Facile Synthesis of a WOx/CsyWO3 Heterostructured Composite as a Visible Light Photocatalyst

Optical absorption results revealed the WOx/CsyWO3 heterostructured composite exhibits a strong absorption tail in the Vis and NIR regions which could have important implications for its photoactivity. It can be used as photocatalyst. The photocatalytic performance of synthesized samples with different Cs/W molar ratios was evaluated by the photodegradation of RhB in aqueous solution under simulated solar light irradiation.

The results revealed that the photocatalytic activity of the WOx/CsyWO3 composite is much higher than those of pure tungsten bronze (CsxWO3, x = 0.32, and 0.5) and pure WO2.83 samples, where 90% RhB was degraded after 160 min irradiation. Also, the WOx/CsyWO3 composite exhibits excellent photocatalytic activity for the degradation of MO, MB, RhB, and MG aqueous solution under visible light irradiation.

It is proposed that the higher photocatalytic activity of the WOx/CsyWO3 composite could be attributed to the greater surface adsorption of dye molecules, intense light absorption in the visible and NIR regions, and photogenerated electron–hole separation.

The photocatalytic activity of synthesized samples was evaluated by the photodegradation of RhB in an aqueous solution as a model pollutant. The results revealed that the monoclinic/orthorhombic WO2.83/Cs0.069WO3 composite shows higher photocatalytic activity compared to the pure WO2.83 and pure tungsten bronze phase (CsxWO3, x = 0.32 and 0.50).
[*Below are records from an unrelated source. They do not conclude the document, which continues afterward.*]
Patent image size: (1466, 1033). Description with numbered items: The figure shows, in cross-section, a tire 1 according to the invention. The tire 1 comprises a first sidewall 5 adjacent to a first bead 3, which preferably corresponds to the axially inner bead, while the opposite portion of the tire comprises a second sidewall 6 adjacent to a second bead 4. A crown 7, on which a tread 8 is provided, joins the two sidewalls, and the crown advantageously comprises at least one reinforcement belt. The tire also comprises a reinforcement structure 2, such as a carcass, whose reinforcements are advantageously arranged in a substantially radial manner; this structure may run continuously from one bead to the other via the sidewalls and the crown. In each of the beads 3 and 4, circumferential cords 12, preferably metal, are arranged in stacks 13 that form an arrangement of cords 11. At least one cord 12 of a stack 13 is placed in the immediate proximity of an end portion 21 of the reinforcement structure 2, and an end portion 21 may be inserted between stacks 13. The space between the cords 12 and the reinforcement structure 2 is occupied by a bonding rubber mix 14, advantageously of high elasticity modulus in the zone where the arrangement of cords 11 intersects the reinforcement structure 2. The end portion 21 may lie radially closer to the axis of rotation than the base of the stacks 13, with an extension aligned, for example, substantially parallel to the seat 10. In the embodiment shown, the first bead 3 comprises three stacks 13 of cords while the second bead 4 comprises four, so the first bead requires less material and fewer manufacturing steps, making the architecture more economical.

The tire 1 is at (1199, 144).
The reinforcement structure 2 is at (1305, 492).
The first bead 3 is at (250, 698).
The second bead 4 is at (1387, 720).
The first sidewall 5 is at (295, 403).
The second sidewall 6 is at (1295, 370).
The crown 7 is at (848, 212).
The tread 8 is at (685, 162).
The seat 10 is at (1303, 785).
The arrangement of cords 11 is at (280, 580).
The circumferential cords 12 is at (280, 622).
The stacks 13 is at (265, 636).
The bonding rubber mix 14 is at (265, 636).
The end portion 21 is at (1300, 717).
Moreover, the WOx/CsyWO3 composite displays excellent photocatalytic activation under visible light irradiation, the photodegradation efficiencies of MO, MB, RhB, and MG molecules in the presence of photocatalyst after 160 min visible light irradiation (white light LED lamp) were 96%, 95%, 83%, and 98%, respectively.

The enhanced photocatalytic performance of WOx/CsyWO3 composite sample is attributed to the strong dye adsorption capability, intense light absorption, and effective separation of electron–hole pairs which could be attributed to the surface oxygen vacancies, polaron states below the conduction band, and the strong interaction between WO2.83 and Cs0.069WO3 phases, respectively.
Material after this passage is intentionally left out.